Nel mio modo puro e infantile, credevo che tutte le maestre mi amassero, anzi vi dico di più, credevo che mi amassero più di quanto amavano i loro stessi mariti. Quando le incrociavo per strada, e magari loro stavano passeggiando con il loro consorte, loro mi venivano sempre incontro. Lasciavano il braccio, la mano, il fianco del marito per venire a parlare con me, per accarezzarmi la testa o darmi una pacca di incoraggiamento, per ridere delle mie battute, e questo mi faceva credere, nella mia ingenuità, che questo significava che preferivano me. Preferivano me, ah!

«Ma suo marito le scrive mai delle poesie?» Chiesi una volta alla mia professoressa di matematica. Ero già pronto, nel caso mi avesse detto di sì, a chiederle «Ma sono belle come le mie?».

Lei però non mi disse di sì, mi guardò invece con un sorrisetto. Le altre mi guardavano con un gran sorriso, ma lei no: un sorrisetto era il massimo che concedeva a chiunque, perciò ero comunque piuttosto soddisfatto.

«No» Mi disse «Non credo che mi abbia mai scritto una poesia. Però è muscoloso, con muscoli come quelli che bisogno ha di scrivere poesie?».
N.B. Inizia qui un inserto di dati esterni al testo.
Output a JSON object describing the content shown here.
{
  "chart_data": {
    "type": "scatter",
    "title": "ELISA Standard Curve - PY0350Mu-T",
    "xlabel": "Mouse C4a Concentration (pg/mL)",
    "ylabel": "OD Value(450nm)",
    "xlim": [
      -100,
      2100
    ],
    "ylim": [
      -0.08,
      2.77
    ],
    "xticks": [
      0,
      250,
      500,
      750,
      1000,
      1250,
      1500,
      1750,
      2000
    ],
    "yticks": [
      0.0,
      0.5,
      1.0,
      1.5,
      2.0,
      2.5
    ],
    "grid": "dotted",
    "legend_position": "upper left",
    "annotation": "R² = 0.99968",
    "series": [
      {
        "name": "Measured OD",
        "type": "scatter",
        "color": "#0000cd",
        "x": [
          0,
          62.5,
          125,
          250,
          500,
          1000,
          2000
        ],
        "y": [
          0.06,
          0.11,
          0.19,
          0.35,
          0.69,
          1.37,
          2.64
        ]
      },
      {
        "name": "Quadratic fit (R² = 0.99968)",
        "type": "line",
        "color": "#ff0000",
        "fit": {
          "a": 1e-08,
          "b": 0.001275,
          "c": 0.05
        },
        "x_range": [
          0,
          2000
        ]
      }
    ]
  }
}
Tutta la mia baldanza scomparve all'improvviso. E così la mia professoressa di matematica preferiva suo marito perché aveva un fisico più definito del mio? In effetti suo marito, un bodybuilder di centodieci chili con i capelli a spazzola, era ammirato da parecchie persone, compreso me che avevo iniziato a figurarmelo come un cavaliere... beh, adesso era un nemico. Un cavaliere nemico. Ma io ero soltanto un bambino! Non avevo modo di diventare come lui, non avevo il testosterone. Mi disegnai una barba finta, mi appiccicai dell'ovatta sul petto, ma non erano muscoli, erano finti peli, e me li fecero pure togliere perché era pieno inverno e con la camicina aperta per mostrarli rischiavo di prendere una polmonite. Ero grato alle insegnanti perché volevano prendersi cura della mia salute, ma anche molto deluso perché non avevano notato i miei nuovi, seducenti peli di ovatta.

Finiscila di ridere, Pinocchio cretino. Scommetto che fai ca... volate molto peggiori di questa. Almeno questa era motivata dall'amore.

I miei genitori erano fieri di me: sono persone che credono che la cosa più importante, per un figlio maschio, sia sapersi difendere, e io avevo dimostrato di non provare alcun timore. Nessun bulletto poteva farmi del male. Mentre sono sicuro che a te, Pinocchio, te ne danno così tante ogni giorno che... ahi! Ma sei scemo, mi hai dato un calcio? Ma io ti strappo la testa figlio di... non mi guardi così, signor Lazzaretti! Lei si fa prendere a calci senza rispondere? E che cavolo significa che è solo un bambino? Sì, sì, mi calmo, mi siedo, stia tranquillo. Tenga a posto quelle manone!

Dove ero rimasto? Ah, sì, alla mia infanzia, alle mie prime risse, alle piccole e dolci stupidaggini che feci per amore. E alla mia prima, straziante gelosia.

Più i giorni passavano, più odiavo il marito della mia insegnante di matematica. Si chiama Giovanni ed era ben lontano dall'essere il marito perfetto: era egoista ed egocentrico, maschilista, il contrario di galante, e lo sapevo perché avevo iniziato a spiare la sua vita. Insomma, dicevo a mia madre che andavo a giocare con i miei compagni, ma invece mi appostavo nel giardino della casa della maestra e ascoltavo da sotto la finestra, a volte mi azzardavo anche a guardare dentro, tanto se mi avessero scoperto avrei potuto dire che stavo solo giocando nel loro giardino e che ero passato per salutare.

Giovanni non indossava quasi mai la maglia, lo faceva per mettere in mostra il suo torso che sembrava scalpellato da Michelangelo, e secondo il mio parere era questa l'unica cosa che aveva fatto innamorare la mia maestra di lui. Mentre lei spazzava il pavimento, stendeva i panni al balcone, passava il mocio, cucinava, andava a prendere la loro unica figlia a scuola, lui faceva sempre le stesse due cose: beveva birra analcolica di fronte alla tv oppure si allenava. Giovanni si allenava a casa e anche in palestra, occupato quando sua moglie era in casa e sempre assente per tutto il resto del tempo. Non lo lodi, signor Lazzaretti! C'è poco da lodare, quando non si ha nient'altro nella vita che questa dannata palestra. Non sapevo che lavoro facesse Giovanni, ma la mia mente di bimbo arrivò a credere, forse a torto, che fosse persino disoccupato e che la mia amata maestra dovesse mantenerlo oltre che tenere a posto la casa per lui.